Thinking about death is often something that we try to avoid at all costs, but could there be a psychological benefit to it?
There’s an emerging concept in psychology known as Terror Management Theory (TMT) that explores how humans respond to the prospect of death.
According to the theory, the thought of death often presents a psychological conflict between having a strong desire to live, while at the same time realizing that death is an inevitable part of life.
This conflict can often lead to terror and “existential anxiety” within individuals, but at the same time it can motivate them to re-evaluate their lives, especially their core values, priorities, and what truly gives their lives meaning and purpose.
In other words: thinking about death can be transformative.
In one recent study published in the journal Society for Personality and Social Psychology, it was discovered that thinking about death can have a positive influence by enabling individuals to re-prioritize their goals and values.
In fact, it was also found that even non-conscious exposure to death – such as casually walking by a cemetery – could prompt positive changes to one’s life, as well as promote more kindness and compassion toward others.
When I first heard about this study, I could immediately relate to its findings.
Back when I was a freshman in college, my depression reached a crescendo. I’ve shared this story many times throughout this site (such as in my post when you have to completely breakdown before you can rebuild yourself) – but in short, I was terribly lonely, unmotivated, and I even flirted with suicidal thoughts a lot.
I began to try small things to help boost my mood and reinvigorate my life with some sort of meaning and purpose again. Some of these things included taking up photography, writing poetry, and volunteering at a local elementary school in the area.
During my bus ride to the elementary school, I would often pass by a cemetery that was only a couple stops away from my destination. And one day I decided to get off at this stop and take a walk through the cemetery.
Of course, being away at college, I didn’t actually know anyone that was buried at this cemetery. I just felt compelled to check it out – especially since my mind had been preoccupied with death a lot during this period in my life.
I would often have destructive and nihilistic thoughts like, “I’m just going to die anyway, so what’s the point of anything?”
But taking a walk through this cemetery was insightful for me. I looked around at all the gravestones, one by one, and I began to think to myself, “These people are no longer alive – but I still am. And I should do something positive with this life, because this is a rare opportunity to have and I won’t always be this lucky…”
That was a very powerful insight for me.
For the next few weeks I stopped by the cemetery multiple times (often with my camera), and I’d take a long and reflective walk by myself. It was a very sobering and grounding experience, but it was exactly what I needed to give myself some perspective about life.
To this day, I still stop by random cemeteries every now and then. It’s a constant reminder to me that I’m still alive and I still have work to do so long as I am still here and still breathing.
Walking through a cemetery helped give me a new perspective on life. It taught me to be more grateful and appreciative for every breath that I have, because our time on Earth is limited and we should make the most of it while we can.
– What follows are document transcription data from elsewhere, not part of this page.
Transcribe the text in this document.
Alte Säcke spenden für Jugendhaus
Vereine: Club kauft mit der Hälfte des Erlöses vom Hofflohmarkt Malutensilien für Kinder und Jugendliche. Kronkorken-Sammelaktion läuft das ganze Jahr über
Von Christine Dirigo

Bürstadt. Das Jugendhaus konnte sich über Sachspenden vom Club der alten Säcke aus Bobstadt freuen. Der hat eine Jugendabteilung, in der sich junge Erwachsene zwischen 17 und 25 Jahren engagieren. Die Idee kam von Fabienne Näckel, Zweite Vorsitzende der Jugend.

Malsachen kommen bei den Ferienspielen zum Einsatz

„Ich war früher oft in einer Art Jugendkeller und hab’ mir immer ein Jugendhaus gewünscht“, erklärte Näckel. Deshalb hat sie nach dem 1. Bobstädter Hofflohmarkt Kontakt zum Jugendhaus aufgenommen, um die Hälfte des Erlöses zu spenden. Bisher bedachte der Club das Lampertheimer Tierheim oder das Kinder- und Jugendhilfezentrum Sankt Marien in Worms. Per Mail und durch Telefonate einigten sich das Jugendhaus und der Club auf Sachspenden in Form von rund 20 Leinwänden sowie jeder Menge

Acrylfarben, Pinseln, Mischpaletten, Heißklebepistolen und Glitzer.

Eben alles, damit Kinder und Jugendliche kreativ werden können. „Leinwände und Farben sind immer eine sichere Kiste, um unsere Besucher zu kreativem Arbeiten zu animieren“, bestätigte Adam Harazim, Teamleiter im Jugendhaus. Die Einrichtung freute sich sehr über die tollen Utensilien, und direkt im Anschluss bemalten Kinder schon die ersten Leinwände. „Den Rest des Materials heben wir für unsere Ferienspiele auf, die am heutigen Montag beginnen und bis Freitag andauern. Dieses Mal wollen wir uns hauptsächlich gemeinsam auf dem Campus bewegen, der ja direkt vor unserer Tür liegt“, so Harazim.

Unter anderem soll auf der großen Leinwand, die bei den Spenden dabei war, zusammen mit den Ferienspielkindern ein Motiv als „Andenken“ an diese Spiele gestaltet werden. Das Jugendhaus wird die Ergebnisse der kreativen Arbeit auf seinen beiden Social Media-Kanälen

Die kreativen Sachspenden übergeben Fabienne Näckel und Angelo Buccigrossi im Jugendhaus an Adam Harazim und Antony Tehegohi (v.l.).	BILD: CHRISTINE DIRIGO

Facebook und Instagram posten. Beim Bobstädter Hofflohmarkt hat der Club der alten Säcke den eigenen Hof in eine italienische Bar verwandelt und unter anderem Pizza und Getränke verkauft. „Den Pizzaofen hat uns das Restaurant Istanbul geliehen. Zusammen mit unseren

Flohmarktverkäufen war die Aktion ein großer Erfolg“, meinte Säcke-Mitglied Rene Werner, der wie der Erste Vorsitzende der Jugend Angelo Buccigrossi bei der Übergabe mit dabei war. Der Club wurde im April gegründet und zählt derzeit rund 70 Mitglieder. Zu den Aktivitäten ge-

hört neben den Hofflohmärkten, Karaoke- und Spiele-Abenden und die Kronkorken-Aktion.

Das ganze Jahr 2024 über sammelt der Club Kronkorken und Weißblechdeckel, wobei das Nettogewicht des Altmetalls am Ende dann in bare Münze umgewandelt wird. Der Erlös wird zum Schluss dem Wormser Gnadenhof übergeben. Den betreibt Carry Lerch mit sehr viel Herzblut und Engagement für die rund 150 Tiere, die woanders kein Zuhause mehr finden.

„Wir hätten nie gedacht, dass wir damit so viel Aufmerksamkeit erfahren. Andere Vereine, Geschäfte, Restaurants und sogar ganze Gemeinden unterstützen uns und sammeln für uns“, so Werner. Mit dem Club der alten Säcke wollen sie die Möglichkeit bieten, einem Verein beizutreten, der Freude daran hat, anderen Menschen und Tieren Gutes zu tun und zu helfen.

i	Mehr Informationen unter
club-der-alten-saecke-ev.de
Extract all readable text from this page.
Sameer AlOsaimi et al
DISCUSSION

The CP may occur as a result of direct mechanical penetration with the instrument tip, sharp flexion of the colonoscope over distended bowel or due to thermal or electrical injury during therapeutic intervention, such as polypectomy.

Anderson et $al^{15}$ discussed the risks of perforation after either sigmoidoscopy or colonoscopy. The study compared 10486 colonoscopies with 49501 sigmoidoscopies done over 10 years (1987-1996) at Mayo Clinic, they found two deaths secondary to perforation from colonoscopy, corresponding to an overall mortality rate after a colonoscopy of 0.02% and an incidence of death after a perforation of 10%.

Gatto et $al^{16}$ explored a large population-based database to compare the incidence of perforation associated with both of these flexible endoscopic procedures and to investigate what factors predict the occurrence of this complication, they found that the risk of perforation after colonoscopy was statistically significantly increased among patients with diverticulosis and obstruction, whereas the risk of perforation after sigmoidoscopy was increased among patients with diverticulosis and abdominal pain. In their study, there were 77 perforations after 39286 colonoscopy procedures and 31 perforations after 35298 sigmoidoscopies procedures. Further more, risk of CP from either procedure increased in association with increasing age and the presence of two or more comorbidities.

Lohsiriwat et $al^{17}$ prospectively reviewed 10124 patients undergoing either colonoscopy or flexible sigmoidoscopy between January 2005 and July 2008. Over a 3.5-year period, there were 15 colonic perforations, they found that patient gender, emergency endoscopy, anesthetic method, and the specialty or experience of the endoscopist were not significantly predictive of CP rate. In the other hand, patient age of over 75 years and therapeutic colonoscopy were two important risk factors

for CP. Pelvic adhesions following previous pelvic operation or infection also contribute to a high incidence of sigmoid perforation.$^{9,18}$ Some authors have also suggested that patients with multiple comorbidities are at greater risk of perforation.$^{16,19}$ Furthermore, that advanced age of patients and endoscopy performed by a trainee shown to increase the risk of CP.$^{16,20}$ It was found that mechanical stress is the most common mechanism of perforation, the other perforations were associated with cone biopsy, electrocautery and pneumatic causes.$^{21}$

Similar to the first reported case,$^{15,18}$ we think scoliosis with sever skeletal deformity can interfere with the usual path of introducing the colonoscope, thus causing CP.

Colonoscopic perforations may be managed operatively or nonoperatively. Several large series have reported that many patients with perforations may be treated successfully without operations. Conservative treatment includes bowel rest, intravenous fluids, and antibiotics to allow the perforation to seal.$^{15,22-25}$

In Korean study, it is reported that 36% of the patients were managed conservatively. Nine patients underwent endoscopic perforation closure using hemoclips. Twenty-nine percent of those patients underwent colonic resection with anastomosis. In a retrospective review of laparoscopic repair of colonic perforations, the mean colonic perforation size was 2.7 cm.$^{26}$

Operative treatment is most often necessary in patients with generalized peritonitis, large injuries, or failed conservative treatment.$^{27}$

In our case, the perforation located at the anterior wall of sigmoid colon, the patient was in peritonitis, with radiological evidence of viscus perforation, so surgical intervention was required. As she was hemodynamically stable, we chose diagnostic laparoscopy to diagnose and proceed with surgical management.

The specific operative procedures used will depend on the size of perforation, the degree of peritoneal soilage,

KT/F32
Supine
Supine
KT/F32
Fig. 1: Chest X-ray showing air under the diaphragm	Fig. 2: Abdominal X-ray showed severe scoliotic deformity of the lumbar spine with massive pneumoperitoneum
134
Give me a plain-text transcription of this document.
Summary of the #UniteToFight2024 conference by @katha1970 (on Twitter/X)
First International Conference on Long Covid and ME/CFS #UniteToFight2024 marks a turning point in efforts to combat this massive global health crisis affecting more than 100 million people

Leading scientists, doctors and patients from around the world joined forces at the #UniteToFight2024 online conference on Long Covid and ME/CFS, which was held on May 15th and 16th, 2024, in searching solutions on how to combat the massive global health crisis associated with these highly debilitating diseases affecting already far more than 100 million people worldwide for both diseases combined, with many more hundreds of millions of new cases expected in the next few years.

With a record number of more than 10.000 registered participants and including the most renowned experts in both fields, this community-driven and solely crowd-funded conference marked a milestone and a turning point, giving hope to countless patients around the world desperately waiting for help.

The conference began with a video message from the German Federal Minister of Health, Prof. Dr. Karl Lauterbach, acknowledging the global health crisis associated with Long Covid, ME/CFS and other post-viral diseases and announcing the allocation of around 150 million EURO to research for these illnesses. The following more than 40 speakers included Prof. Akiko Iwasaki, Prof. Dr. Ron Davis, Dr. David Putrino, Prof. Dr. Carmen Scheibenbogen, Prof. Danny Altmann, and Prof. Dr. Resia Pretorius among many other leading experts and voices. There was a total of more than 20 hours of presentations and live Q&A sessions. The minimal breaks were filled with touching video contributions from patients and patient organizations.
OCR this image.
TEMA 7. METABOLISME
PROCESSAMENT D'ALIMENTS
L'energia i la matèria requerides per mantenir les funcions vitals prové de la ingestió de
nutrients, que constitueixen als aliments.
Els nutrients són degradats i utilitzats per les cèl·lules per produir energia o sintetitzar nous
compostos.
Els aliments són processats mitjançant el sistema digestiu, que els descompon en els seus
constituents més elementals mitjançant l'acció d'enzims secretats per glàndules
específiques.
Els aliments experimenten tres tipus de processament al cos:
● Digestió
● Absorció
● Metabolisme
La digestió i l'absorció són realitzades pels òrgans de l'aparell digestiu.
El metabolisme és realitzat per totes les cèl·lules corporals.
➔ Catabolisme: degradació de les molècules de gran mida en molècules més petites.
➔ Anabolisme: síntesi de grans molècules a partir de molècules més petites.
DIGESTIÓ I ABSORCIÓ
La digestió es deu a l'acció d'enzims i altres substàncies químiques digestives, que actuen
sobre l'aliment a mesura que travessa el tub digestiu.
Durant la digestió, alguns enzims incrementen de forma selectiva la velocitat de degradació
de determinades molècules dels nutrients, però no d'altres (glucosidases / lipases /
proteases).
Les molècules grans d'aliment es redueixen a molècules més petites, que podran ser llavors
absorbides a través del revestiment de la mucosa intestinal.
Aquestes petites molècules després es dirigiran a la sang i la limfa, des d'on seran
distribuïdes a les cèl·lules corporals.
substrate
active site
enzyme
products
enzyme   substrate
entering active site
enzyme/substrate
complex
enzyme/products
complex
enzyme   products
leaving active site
This is very similar to the teachings of the philosophy Stoicism, which often encourages individuals to focus on all of the ways things could be worse (including the concept of death), to help them grow a stronger appreciation for the things they have in their lives.
So if you’re going through a difficult time in your life – or you find yourself questioning, “Why live?” – a walk through a cemetery might be just what you need to bring yourself back to life.
It’s a very simple exercise. Just look up a local cemetery in your area and find a nice afternoon or evening to take a walk through it. You can even combine your walk with a bit of mindful photography to enhance your introspection and reflection.
Of course, other experiences of death (like losing a loved one or having a “near death experience”) can have a similarly sobering effect on our lives and influence us to re-evaluate our goals and values. But we don’t always have to wait for a serious tragedy to occur if we want to gain a deeper perspective on life and death.